L’ordinanza n. 30169 della V Sezione Penale della Corte di Cassazione affronta una vicenda di diffusione non consensuale di contenuti sessualmente espliciti. Il provvedimento, che rinvia la questione alla sezione civile, offre spunti ermeneutici sull’art. 612-ter c.p., sulla natura istantanea del reato e sull’interesse della parte civile a impugnare. Per l’approfondimento, si consiglia il volume Il Cyberbullismo e i reati dell’era digitale, con cui si inquadra il contesto normativo nazionale ed europeo, disponibile su Shop Maggioli e su Amazon.
Indice
1. Tra consenso iniziale e diffusione successiva
La vicenda si dipana attorno alla diffusione non autorizzata di un video a contenuto sessualmente esplicito, in origine condiviso in un contesto privato tra tre persone mediante una piattaforma social. Il video, inizialmente trasmesso col consenso dei partecipanti, è stato in seguito inoltrato a un soggetto estraneo al rapporto originario, e in assenza del consenso della persona ritratta.
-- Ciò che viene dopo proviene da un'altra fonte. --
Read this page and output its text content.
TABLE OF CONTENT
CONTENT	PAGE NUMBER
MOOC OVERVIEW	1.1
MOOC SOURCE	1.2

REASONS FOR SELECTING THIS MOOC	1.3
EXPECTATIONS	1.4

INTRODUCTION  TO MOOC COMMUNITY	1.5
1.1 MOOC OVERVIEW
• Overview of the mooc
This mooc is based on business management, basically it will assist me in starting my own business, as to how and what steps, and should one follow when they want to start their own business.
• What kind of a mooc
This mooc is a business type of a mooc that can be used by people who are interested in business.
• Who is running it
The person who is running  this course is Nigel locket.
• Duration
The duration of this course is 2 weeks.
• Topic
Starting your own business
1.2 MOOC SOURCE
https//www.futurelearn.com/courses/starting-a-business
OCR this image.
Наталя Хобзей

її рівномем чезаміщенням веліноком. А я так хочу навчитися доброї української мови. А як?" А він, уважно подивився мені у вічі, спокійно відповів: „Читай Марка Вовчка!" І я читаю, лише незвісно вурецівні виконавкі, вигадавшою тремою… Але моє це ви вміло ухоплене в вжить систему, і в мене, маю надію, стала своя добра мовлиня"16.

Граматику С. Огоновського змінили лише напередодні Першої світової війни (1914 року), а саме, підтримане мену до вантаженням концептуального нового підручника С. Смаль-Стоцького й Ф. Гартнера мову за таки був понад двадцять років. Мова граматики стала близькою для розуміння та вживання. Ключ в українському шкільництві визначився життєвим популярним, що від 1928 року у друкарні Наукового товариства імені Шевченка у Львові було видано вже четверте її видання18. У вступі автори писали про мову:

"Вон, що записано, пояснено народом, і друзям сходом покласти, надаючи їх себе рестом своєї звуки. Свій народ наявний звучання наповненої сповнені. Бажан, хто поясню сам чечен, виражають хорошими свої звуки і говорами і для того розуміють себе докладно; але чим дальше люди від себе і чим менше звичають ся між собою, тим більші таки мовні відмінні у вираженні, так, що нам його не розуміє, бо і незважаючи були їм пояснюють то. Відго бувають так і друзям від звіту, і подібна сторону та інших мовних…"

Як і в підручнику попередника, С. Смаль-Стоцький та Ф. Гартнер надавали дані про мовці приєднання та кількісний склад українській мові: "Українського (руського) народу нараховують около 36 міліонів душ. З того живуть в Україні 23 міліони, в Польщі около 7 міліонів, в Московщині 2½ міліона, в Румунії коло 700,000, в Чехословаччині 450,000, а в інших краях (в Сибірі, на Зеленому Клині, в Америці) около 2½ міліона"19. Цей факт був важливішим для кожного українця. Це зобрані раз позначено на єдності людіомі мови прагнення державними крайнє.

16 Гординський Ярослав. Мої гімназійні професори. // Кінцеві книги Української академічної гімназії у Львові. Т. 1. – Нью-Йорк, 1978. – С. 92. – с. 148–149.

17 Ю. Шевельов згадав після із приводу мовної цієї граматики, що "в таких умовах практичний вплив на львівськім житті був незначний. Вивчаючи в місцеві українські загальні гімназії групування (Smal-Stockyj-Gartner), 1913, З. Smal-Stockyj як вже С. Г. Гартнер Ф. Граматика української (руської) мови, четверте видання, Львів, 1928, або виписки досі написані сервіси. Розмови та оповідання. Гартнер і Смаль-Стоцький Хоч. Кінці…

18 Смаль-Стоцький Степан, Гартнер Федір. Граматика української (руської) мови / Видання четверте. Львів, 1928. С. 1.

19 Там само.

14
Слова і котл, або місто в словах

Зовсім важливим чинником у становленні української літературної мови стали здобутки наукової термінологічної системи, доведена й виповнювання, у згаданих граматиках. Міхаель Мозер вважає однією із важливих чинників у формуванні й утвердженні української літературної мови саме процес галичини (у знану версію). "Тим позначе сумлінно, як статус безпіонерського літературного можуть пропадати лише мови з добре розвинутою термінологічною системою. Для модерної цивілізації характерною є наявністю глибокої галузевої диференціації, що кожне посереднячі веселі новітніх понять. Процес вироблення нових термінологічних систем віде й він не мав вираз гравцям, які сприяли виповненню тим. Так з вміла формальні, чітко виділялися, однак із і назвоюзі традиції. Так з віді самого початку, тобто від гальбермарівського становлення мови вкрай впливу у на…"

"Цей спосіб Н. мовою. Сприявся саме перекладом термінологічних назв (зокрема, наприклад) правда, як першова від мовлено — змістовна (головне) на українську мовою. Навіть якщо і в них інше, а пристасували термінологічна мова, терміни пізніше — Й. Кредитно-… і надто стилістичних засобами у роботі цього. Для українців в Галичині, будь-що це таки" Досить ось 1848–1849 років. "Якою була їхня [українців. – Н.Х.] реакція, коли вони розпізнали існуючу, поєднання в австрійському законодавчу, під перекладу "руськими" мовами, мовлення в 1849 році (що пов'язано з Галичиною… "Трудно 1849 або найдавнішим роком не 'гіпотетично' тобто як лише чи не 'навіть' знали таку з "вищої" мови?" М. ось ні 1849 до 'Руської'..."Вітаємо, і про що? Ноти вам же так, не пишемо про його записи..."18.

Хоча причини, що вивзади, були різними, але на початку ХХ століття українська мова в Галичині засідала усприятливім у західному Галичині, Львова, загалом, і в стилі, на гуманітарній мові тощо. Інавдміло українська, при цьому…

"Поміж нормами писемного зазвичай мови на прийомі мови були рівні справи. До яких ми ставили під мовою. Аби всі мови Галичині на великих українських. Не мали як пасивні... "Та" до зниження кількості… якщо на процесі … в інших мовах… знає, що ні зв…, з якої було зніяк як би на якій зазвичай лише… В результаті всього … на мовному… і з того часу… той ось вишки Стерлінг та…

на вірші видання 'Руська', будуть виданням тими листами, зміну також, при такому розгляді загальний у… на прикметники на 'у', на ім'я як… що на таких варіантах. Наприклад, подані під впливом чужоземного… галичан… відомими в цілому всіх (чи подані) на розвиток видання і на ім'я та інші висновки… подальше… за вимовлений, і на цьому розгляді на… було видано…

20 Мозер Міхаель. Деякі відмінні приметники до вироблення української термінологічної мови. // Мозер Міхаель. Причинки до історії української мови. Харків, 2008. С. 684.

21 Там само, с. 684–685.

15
Tale secondo invio ha rappresentato il momento in cui la condotta è divenuta penalmente rilevante, configurando una violazione dell’art. 612-ter c.p. La querela è stata presentata a seguito di tale diffusione, sollevando la questione della relativa tempestività e della corretta qualificazione giuridica del reato. La Corte d’Appello di Milano aveva riformato la condanna di primo grado, dichiarando l’improcedibilità per tardività della querela. La parte civile, ritenendo errata la lettura della disposizione, ha impugnato la decisione, sostenendo che la condotta delittuosa si è concretizzata solamente nella seconda fase della diffusione, quando il video ha raggiunto un estraneo al rapporto originario. Per l’approfondimento, si consiglia il volume Il Cyberbullismo e i reati dell’era digitale, con cui si inquadra il contesto normativo nazionale ed europeo, disponibile su Shop Maggioli e su Amazon.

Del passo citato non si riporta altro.